Ouvrir un livre d’Arno Bertina est toujours une aventure. Cette expérience passe par la langue, poétique mais profondément réaliste, et la narration, constituée de retournements inattendus. Au départ, l’histoire rappelle notre triste actualité. Une délocalisation d’usine (ici, un abattoir de poulets), un ministre en visite pris en otage, l’emprisonnement virant au syndrome de Stockholm… Mais Arno Bertina en fait tout autre chose. L’homme politique n’a pas perdu ses idéaux de gauche (nous sommes dans une fiction…). Il pousse même les salariés à prendre en main leur outil de production. L’entreprise cernée de CRS devient dès lors le lieu de tous les possibles. Dans ce mouvement collectif, Bertina valorise chaque protagoniste.

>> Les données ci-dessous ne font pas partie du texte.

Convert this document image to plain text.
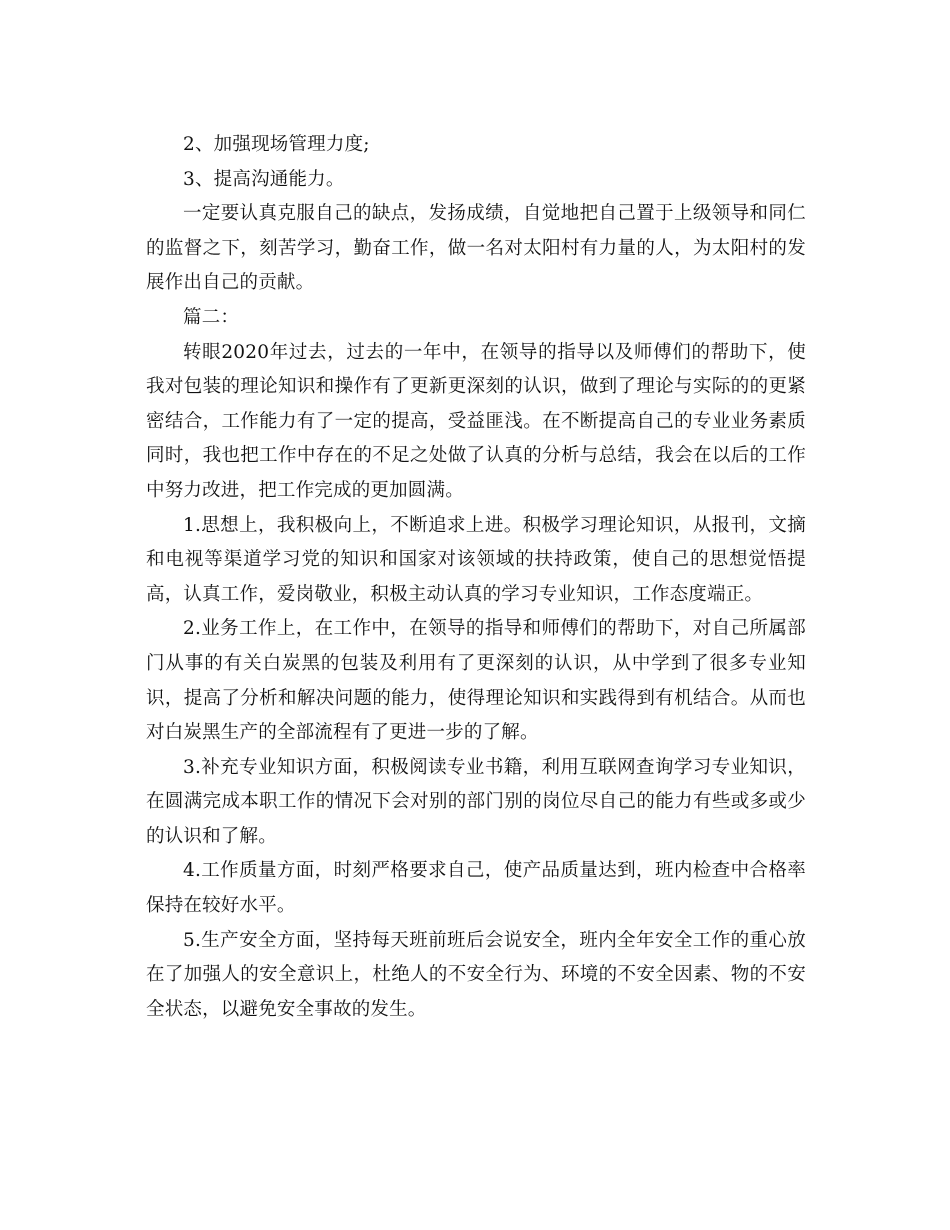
2、加强现场管理力度;

3、提高沟通能力。

一定要认真克服自己的缺点，发扬成绩，自觉地把自己置于上级领导和同仁的监督之下，刻苦学习，勤奋工作，做一名对太阳村有力量的人，为太阳村的发展作出自己的贡献。

篇二：

转眼2020年过去，过去的一年中，在领导的指导以及师傅们的帮助下，使我对包装的理论知识和操作有了更新更深刻的认识，做到了理论与实际的的更紧密结合，工作能力有了一定的提高，受益匪浅。在不断提高自己的专业业务素质同时，我也把工作中存在的不足之处做了认真的分析与总结，我会在以后的工作中努力改进，把工作完成的更加圆满。

1.思想上，我积极向上，不断追求上进。积极学习理论知识，从报刊，文摘和电视等渠道学习党的知识和国家对该领域的扶持政策，使自己的思想觉悟提高，认真工作，爱岗敬业，积极主动认真的学习专业知识，工作态度端正。

2.业务工作上，在工作中，在领导的指导和师傅们的帮助下，对自己所属部门从事的有关白炭黑的包装及利用有了更深刻的认识，从中学到了很多专业知识，提高了分析和解决问题的能力，使得理论知识和实践得到有机结合。从而也对白炭黑生产的全部流程有了更进一步的了解。

3.补充专业知识方面，积极阅读专业书籍，利用互联网查询学习专业知识，在圆满完成本职工作的情况下会对别的部门别的岗位尽自己的能力有些或多或少的认识和了解。

4.工作质量方面，时刻严格要求自己，使产品质量达到，班内检查中合格率保持在较好水平。

5.生产安全方面，坚持每天班前班后会说安全，班内全年安全工作的重心放在了加强人的安全意识上，杜绝人的不安全行为、环境的不安全因素、物的不安全状态，以避免安全事故的发生。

Le groupe se mue en un ensemble d’individus pétris de rêves et de peurs. L’auteur rend à chacun une humanité que l’abattage en série leur a enlevée. Par petites touches, on ressent l’inanité des délocalisations et les logiques purement financières. Un roman dramatique et drolatique, donnant envie d’occire le capitalisme sauvage. Avec des majorettes pour que cela reste une fête.